Alfred North Whitehead : the principle of Relativity : une critique philosophique de la théorie d’Einstein

Le livre, publié en 1922, est ici :

https://archive.org/details/theprincipleofre00whituoft/page/n8

Il existe un travail sur ce livre :

http://www.rehseis.cnrs.fr/IMG/pdf/DESMET_1.pdf

Whitehead prend le parti du sens commun ( commun sense) qui s’oppose au bon sens, comme déjà chez Descartes.

Ce sens commun est lié aux présuppositions inévitables, donc si une théorie le nie, ce que fait la théorie d’Einstein, elle doit être révisée.

Einstein nie que l’espace temps soit indépendant de la gravitation, et qu’il soit uniforme. Mais Whitehead montre qu’en pratique, résoudre les équations d’Einstein présuppose l’indépendance de l’espace temps vis à vis de la gravitation. Donc la théorie doit être révisée.

Whitehead et Isabelle Stengers s’opposent à la bifurcation d’einstein, entre le monde théorique de la science objective, et le monde pratique de la perception subjective et du sens commun.

Whitehead : nous devons nous incliner devant ces présuppositions qu’en dépit de la critique scientifique et philosophique, nous continuons à utiliser dans la régulation de nos vies.

Isabelle Stengers : il faut résister aux théories qui font violence à ce que nous ne pouvons nous empêcher de croire.

Les mathématiques pures sont l’étude des structures relationnelles en faisant abstraction des objets particuliers reliés.

Les deux instruments de la mathématique pure sont l’algebre (A treatise on Universal algebra) et la logique (Principia mathematica ).

L’interprétation spatiale (i e spatiotemporelle ) de la géométrie n’est pas la seule possible.

L’interprétation par Einstein est d’ordre spatial : l’espace temps courbé est identifié à la gravitation.

L’interprétation de Whitehead est physique : il distingue l’espace temps uniforme de la gravitation , qui est une action sur cette étoffe, ce substrat de l’espac-temps.

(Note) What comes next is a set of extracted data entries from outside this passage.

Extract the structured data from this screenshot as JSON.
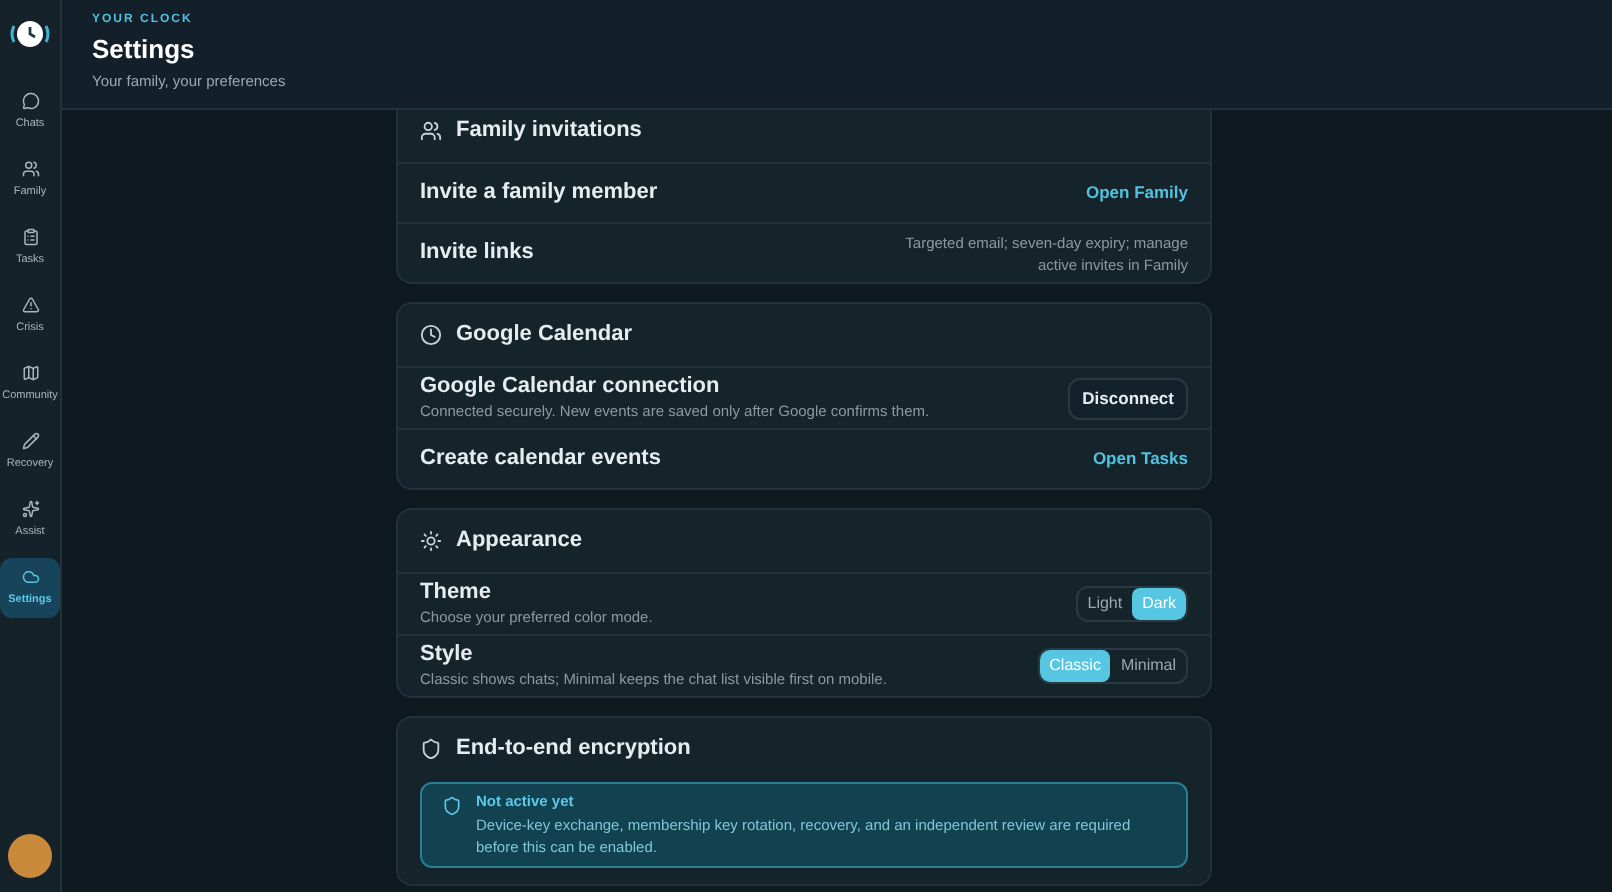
{
  "sidebar": {
    "items": [
      {
        "label": "Chats",
        "selected": false
      },
      {
        "label": "Family",
        "selected": false
      },
      {
        "label": "Tasks",
        "selected": false
      },
      {
        "label": "Crisis",
        "selected": false
      },
      {
        "label": "Community",
        "selected": false
      },
      {
        "label": "Recovery",
        "selected": false
      },
      {
        "label": "Assist",
        "selected": false
      },
      {
        "label": "Settings",
        "selected": true
      }
    ]
  },
  "header": {
    "eyebrow": "YOUR CLOCK",
    "title": "Settings",
    "subtitle": "Your family, your preferences"
  },
  "sections": [
    {
      "kind": "family",
      "title": "Family invitations",
      "rows": [
        {
          "kind": "link",
          "label": "Invite a family member",
          "action": "Open Family"
        },
        {
          "kind": "note",
          "label": "Invite links",
          "note": "Targeted email; seven-day expiry; manage active invites in Family"
        }
      ]
    },
    {
      "kind": "calendar",
      "title": "Google Calendar",
      "rows": [
        {
          "kind": "button",
          "label": "Google Calendar connection",
          "description": "Connected securely. New events are saved only after Google confirms them.",
          "action": "Disconnect"
        },
        {
          "kind": "link",
          "label": "Create calendar events",
          "action": "Open Tasks"
        }
      ]
    },
    {
      "kind": "appearance",
      "title": "Appearance",
      "rows": [
        {
          "kind": "segmented",
          "label": "Theme",
          "description": "Choose your preferred color mode.",
          "options": [
            {
              "label": "Light",
              "selected": false
            },
            {
              "label": "Dark",
              "selected": true
            }
          ]
        },
        {
          "kind": "segmented",
          "label": "Style",
          "description": "Classic shows chats; Minimal keeps the chat list visible first on mobile.",
          "options": [
            {
              "label": "Classic",
              "selected": true
            },
            {
              "label": "Minimal",
              "selected": false
            }
          ]
        }
      ]
    },
    {
      "kind": "encryption",
      "title": "End-to-end encryption",
      "alert": {
        "title": "Not active yet",
        "text": "Device-key exchange, membership key rotation, recovery, and an independent review are required before this can be enabled."
      }
    }
  ]
}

La critique de Whitehead a abouti à la « Process philosophy » qui s’oppose fermement à l’interprétation courante. Mais pas de la même façon que Bergson, qui niait la plupart des paradoxes temporels, le paradoxe de Langevin notamment : le bergsonisme est à notre époque renié par la plupart des scientifiques et philosophes, qui parlent d’erreur.

Ne parlons même pas des chefs de sectes, comme Rudolf Steiner , qui niait la théorie d’Einstein.

Mais l’oppositionn De la bifurcation d’einstein Ressemble fort à l’opposition entre monde imaginaire et monde véritable dans « Raison et religion » de Brunschvicg :

https://mathesisuniversalis.wordpress.com/2015/08/03/brunschvicgraisonreligion-seconde-opposition-fondamentale-monde-imaginaire-ou-monde-veritable/

De la même manière j’estime que l’on doit rejeter l’appel d’Husserl à un retour au « monde de la vie «  . En 1936 le monde de la vie c’était Hitler sur les podiums, de nos jours ce sont les concerts de rock où la drogue exerce ses ravages.

Donc je garde Einstein , qui possède aux yeux de Brunschvicg une très grande importance, tout en me donnant le temps d’étudier un peu plus la relativité whiteheadienne , qui semble rejetée par l’évidence expérimentale :

https://arxiv.org/abs/physics/0505027

https://arxiv.org/pdf/gr-qc/0611006.pdf

L’impact de la Relativité générale d’Einstein se situe surtout au niveau du temps, et implique une révision fondamentale de nos conceptions vitales. Et jusqu’à plus ample informé, les objections d’Isabelle Stengers doivent être rejetées .
Il me paraît difficile au demeurant de discriminer sens commun et bon sens, et les croyances que nous ne pouvons nous empêcher d’avoir sont fort suspectes à mes yeux.